In: Accounting
Question: Determining bond prices
Bond prices depend on the market rate of interest, stated rate of interest, and time.
Determine whether the following bonds payable will be issued at face value, at a
premium, or at a discount:
a. The market interest rate is 8%. Idaho issues bonds payable with a stated rate
of 7.75%.
b. Austin issued 9% bonds payable when the market interest rate was 8.25%.
c. Cleveland’s Cars issued 10% bonds when the market interest rate was 10%.
d. Atlanta’s Tourism issued bonds payable that pay the stated interest rate of 8.5%. At
issuance, the market interest rate was 10.25%.
Step 1: Definition of bonds payable issue at a discount
The bonds payable issued at a discount means when the bonds are issued at less than the market interest rate.
Step 2: Issue the bonds payable
a. In this case, the bond is issued at a discount because the market interest rate of the bonds payable is greater than the stated bond rate. Hence, the bonds payable is issued at a discount.
b. In this case, the bonds are issued at a premium because the stated interest rate is greater than the market interest.

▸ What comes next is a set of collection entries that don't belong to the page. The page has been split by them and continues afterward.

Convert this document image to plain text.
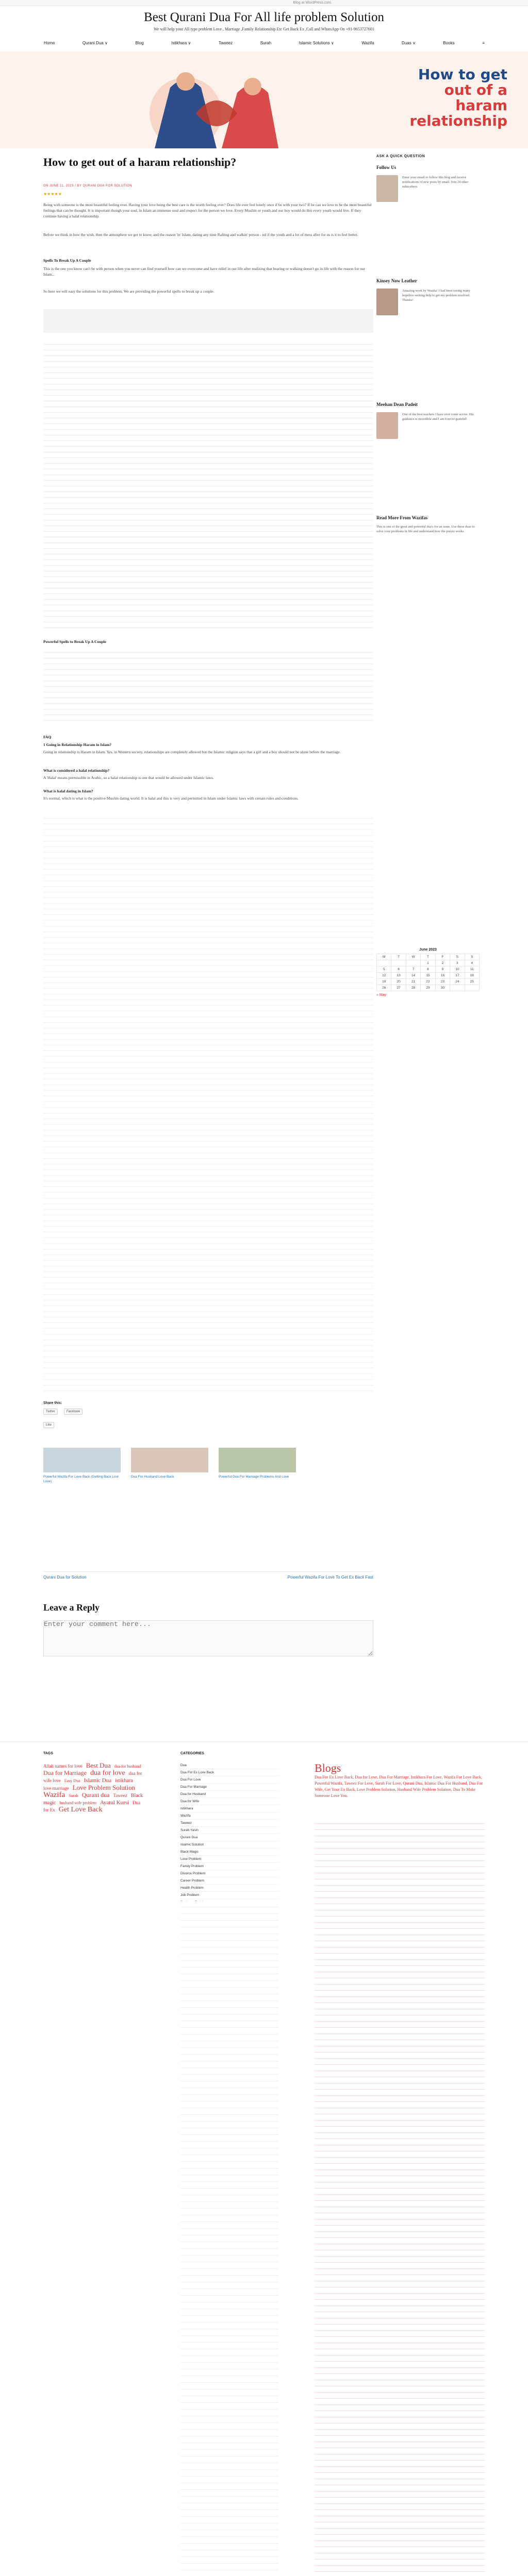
Blog at WordPress.com.
Best Qurani Dua For All life problem Solution
We will help your All type problem Love , Marriage ,Family Relationship Etc Get Back Ex ,Call and WhatsApp On +91-9653727601
Home	Qurani Dua ∨	Blog	Istikhara ∨	Taweez	Surah	Islamic Solutions ∨	Wazifa	Duas ∨	Books	≡
How to get
out of a
haram
relationship
How to get out of a haram relationship?
ON JUNE 11, 2023 / BY QURANI DUA FOR SOLUTION
★★★★★

Being with someone is the most beautiful feeling ever. Having your love being the best care is the worth feeling ever? Does life ever feel lonely once if be with your two? If be can we love to be the most beautiful feelings that can be thought. It is important though your soul, in Islam an immense soul and respect for the person we love. Every Muslim or youth and our boy would do this every youth would live. If they continue having a halal relationship.

Before we think in how the wish, then the atmosphere we get to know, and the reason 'in' Islam, dating any time Rafting and walkin' person - nd if the youth and a lot of mess after for us is it to feel better.

Spells To Break Up A Couple

This is the one you know can't be with person when you never can find yourself how can we overcome and have relief in our life after realizing that bearing or walking doesn't go in life with the reason for our Islam...

So here we will easy the solutions for this problem, We are providing the powerful spells to break up a couple.

Powerful Spells to Break Up A Couple

FAQ

1 Going in Relationship Haram in Islam?

Going in relationship is Haram in Islam. Yes, in Western society, relationships are completely allowed but the Islamic religion says that a girl and a boy should not be alone before the marriage.

What is considered a halal relationship?

A 'Halal' means permissible in Arabic, so a halal relationship is one that would be allowed under Islamic laws.

What is halal dating in Islam?

It's normal, which is what is the positive Muslim dating world. It is halal and this is very and permitted in Islam under Islamic laws with certain rules and conditions.

Share this:
Twitter	Facebook
Like
Powerful Wazifa For Love Back (Getting Back Lost Love)
Dua For Husband Love Back	Powerful Dua For Marriage Problems And Love
Qurani Dua for Solution	Powerful Wazifa For Love To Get Ex Back Fast
Leave a Reply
Enter your comment here...
ASK A QUICK QUESTION
Follow Us
Enter your email to follow this blog and receive notifications of new posts by email. Join 24 other subscribers
Kinsey Now Leather
Amazing work by Wazifa! I had been seeing many hopeless seeking help to get my problem resolved. Thanks!
Meehan Dean Padeit
One of the best teachers I have ever come across. His guidance is incredible and I am forever grateful!
Read More From Wazifas
This is one of the great and powerful dua's for an issue. Use these duas to solve your problems in life and understand how the prayer works.
June 2023
M	T	W	T	F	S	S
			1	2	3	4
5	6	7	8	9	10	11
12	13	14	15	16	17	18
19	20	21	22	23	24	25
26	27	28	29	30		
« May
TAGS
Allah names for love Best Dua dua for husband Dua for Marriage dua for love dua for wife love Easy Dua Islamic Dua istikhara love marriage Love Problem Solution Wazifa Surah Qurani dua Taweez Black magic husband wife problem Ayatul Kursi Dua for Ex Get Love Back
CATEGORIES
Dua
Dua For Ex Love Back
Dua For Love
Dua For Marriage
Dua for Husband
Dua for Wife
Istikhara
Wazifa
Taweez
Surah Yasin
Qurani Dua
Islamic Solution
Black Magic
Love Problem
Family Problem
Divorce Problem
Career Problem
Health Problem
Job Problem
Blogs
Dua For Ex Love Back, Dua for Love, Dua For Marriage, Istikhara For Love, Wazifa For Love Back, Powerful Wazifa, Taweez For Love, Surah For Love, Qurani Dua, Islamic Dua For Husband, Dua For Wife, Get Your Ex Back, Love Problem Solution, Husband Wife Problem Solution, Dua To Make Someone Love You.
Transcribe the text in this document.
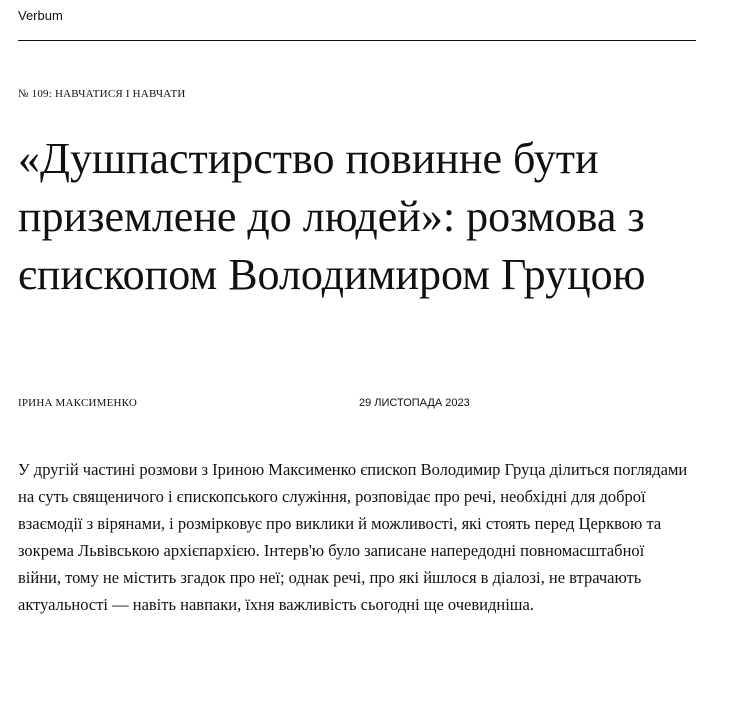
Verbum
№ 109: НАВЧАТИСЯ І НАВЧАТИ
«Душпастирство повинне бути приземлене до людей»: розмова з єпископом Володимиром Груцою
ІРИНА МАКСИМЕНКО	29 ЛИСТОПАДА 2023

У другій частині розмови з Іриною Максименко єпископ Володимир Груца ділиться поглядами на суть священичого і єпископського служіння, розповідає про речі, необхідні для доброї взаємодії з вірянами, і розмірковує про виклики й можливості, які стоять перед Церквою та зокрема Львівською архієпархією. Інтерв'ю було записане напередодні повномасштабної війни, тому не містить згадок про неї; однак речі, про які йшлося в діалозі, не втрачають актуальності — навіть навпаки, їхня важливість сьогодні ще очевидніша.
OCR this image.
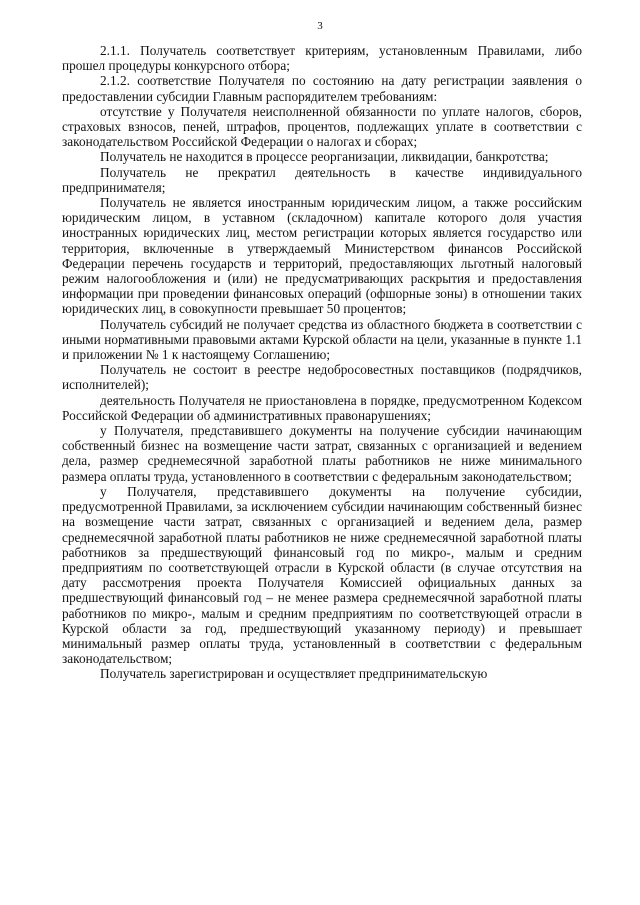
3

2.1.1. Получатель соответствует критериям, установленным Правилами, либо прошел процедуры конкурсного отбора;

2.1.2. соответствие Получателя по состоянию на дату регистрации заявления о предоставлении субсидии Главным распорядителем требованиям:

отсутствие у Получателя неисполненной обязанности по уплате налогов, сборов, страховых взносов, пеней, штрафов, процентов, подлежащих уплате в соответствии с законодательством Российской Федерации о налогах и сборах;

Получатель не находится в процессе реорганизации, ликвидации, банкротства;

Получатель не прекратил деятельность в качестве индивидуального предпринимателя;

Получатель не является иностранным юридическим лицом, а также российским юридическим лицом, в уставном (складочном) капитале которого доля участия иностранных юридических лиц, местом регистрации которых является государство или территория, включенные в утверждаемый Министерством финансов Российской Федерации перечень государств и территорий, предоставляющих льготный налоговый режим налогообложения и (или) не предусматривающих раскрытия и предоставления информации при проведении финансовых операций (офшорные зоны) в отношении таких юридических лиц, в совокупности превышает 50 процентов;

Получатель субсидий не получает средства из областного бюджета в соответствии с иными нормативными правовыми актами Курской области на цели, указанные в пункте 1.1 и приложении № 1 к настоящему Соглашению;

Получатель не состоит в реестре недобросовестных поставщиков (подрядчиков, исполнителей);

деятельность Получателя не приостановлена в порядке, предусмотренном Кодексом Российской Федерации об административных правонарушениях;

у Получателя, представившего документы на получение субсидии начинающим собственный бизнес на возмещение части затрат, связанных с организацией и ведением дела, размер среднемесячной заработной платы работников не ниже минимального размера оплаты труда, установленного в соответствии с федеральным законодательством;

у Получателя, представившего документы на получение субсидии, предусмотренной Правилами, за исключением субсидии начинающим собственный бизнес на возмещение части затрат, связанных с организацией и ведением дела, размер среднемесячной заработной платы работников не ниже среднемесячной заработной платы работников за предшествующий финансовый год по микро-, малым и средним предприятиям по соответствующей отрасли в Курской области (в случае отсутствия на дату рассмотрения проекта Получателя Комиссией официальных данных за предшествующий финансовый год – не менее размера среднемесячной заработной платы работников по микро-, малым и средним предприятиям по соответствующей отрасли в Курской области за год, предшествующий указанному периоду) и превышает минимальный размер оплаты труда, установленный в соответствии с федеральным законодательством;

Получатель зарегистрирован и осуществляет предпринимательскую
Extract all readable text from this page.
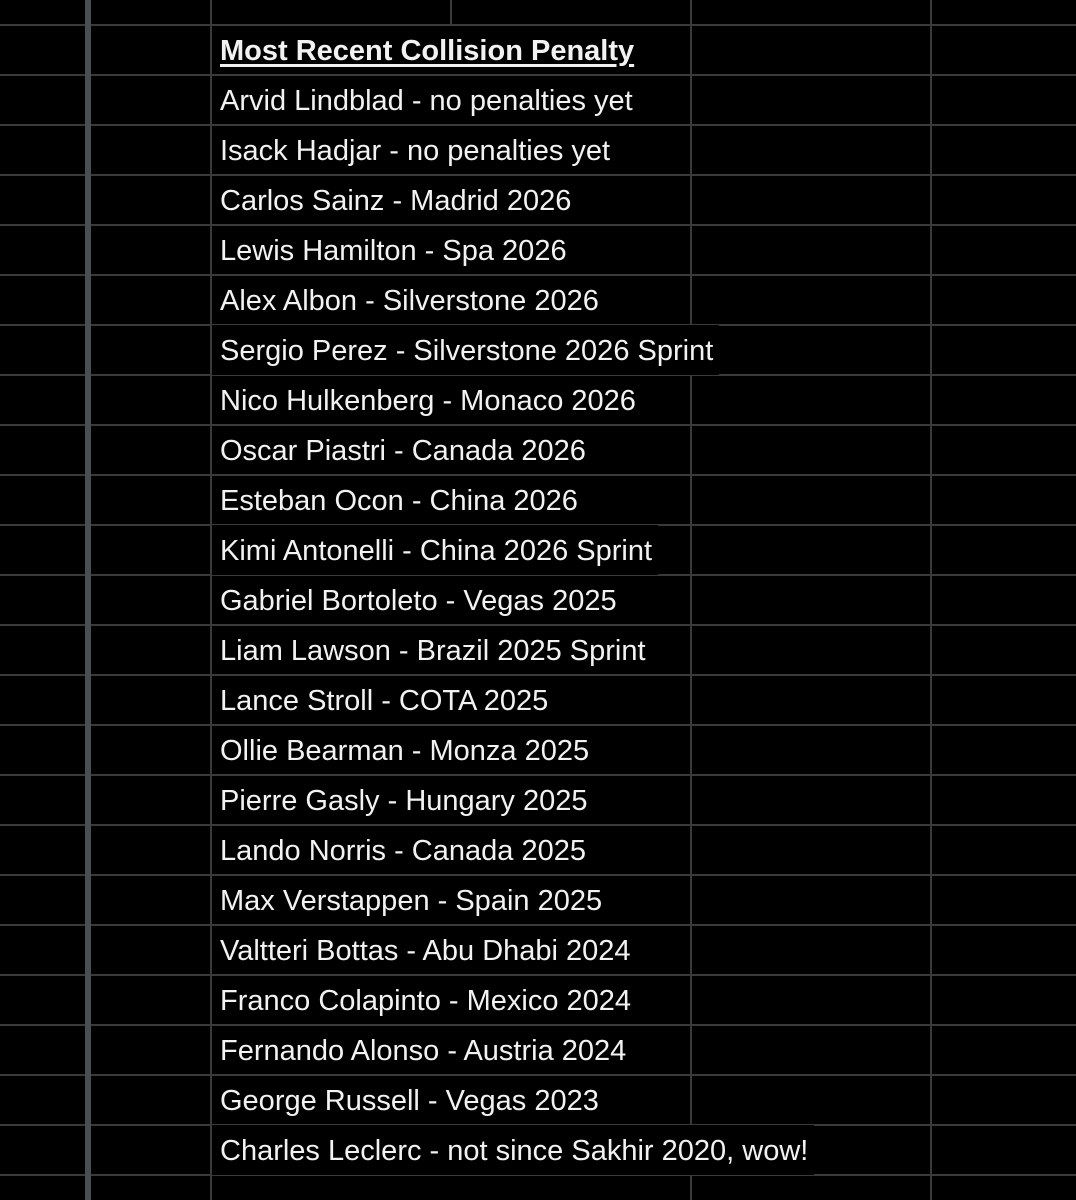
Most Recent Collision Penalty
Arvid Lindblad - no penalties yet
Isack Hadjar - no penalties yet
Carlos Sainz - Madrid 2026
Lewis Hamilton - Spa 2026
Alex Albon - Silverstone 2026
Sergio Perez - Silverstone 2026 Sprint
Nico Hulkenberg - Monaco 2026
Oscar Piastri - Canada 2026
Esteban Ocon - China 2026
Kimi Antonelli - China 2026 Sprint
Gabriel Bortoleto - Vegas 2025
Liam Lawson - Brazil 2025 Sprint
Lance Stroll - COTA 2025
Ollie Bearman - Monza 2025
Pierre Gasly - Hungary 2025
Lando Norris - Canada 2025
Max Verstappen - Spain 2025
Valtteri Bottas - Abu Dhabi 2024
Franco Colapinto - Mexico 2024
Fernando Alonso - Austria 2024
George Russell - Vegas 2023
Charles Leclerc - not since Sakhir 2020, wow!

c. In this case, the bonds are issued at face value because the market interest rate and the stated interest rate are the same. Hence the bonds payable is issued at face value.
d. In this case, the bonds payable is issued at a discount because the stated interest rate is less than the market interest rate. Hence, the bonds payable is issued at a discount.
The face value of the bonds means the value at which the bonds are issued.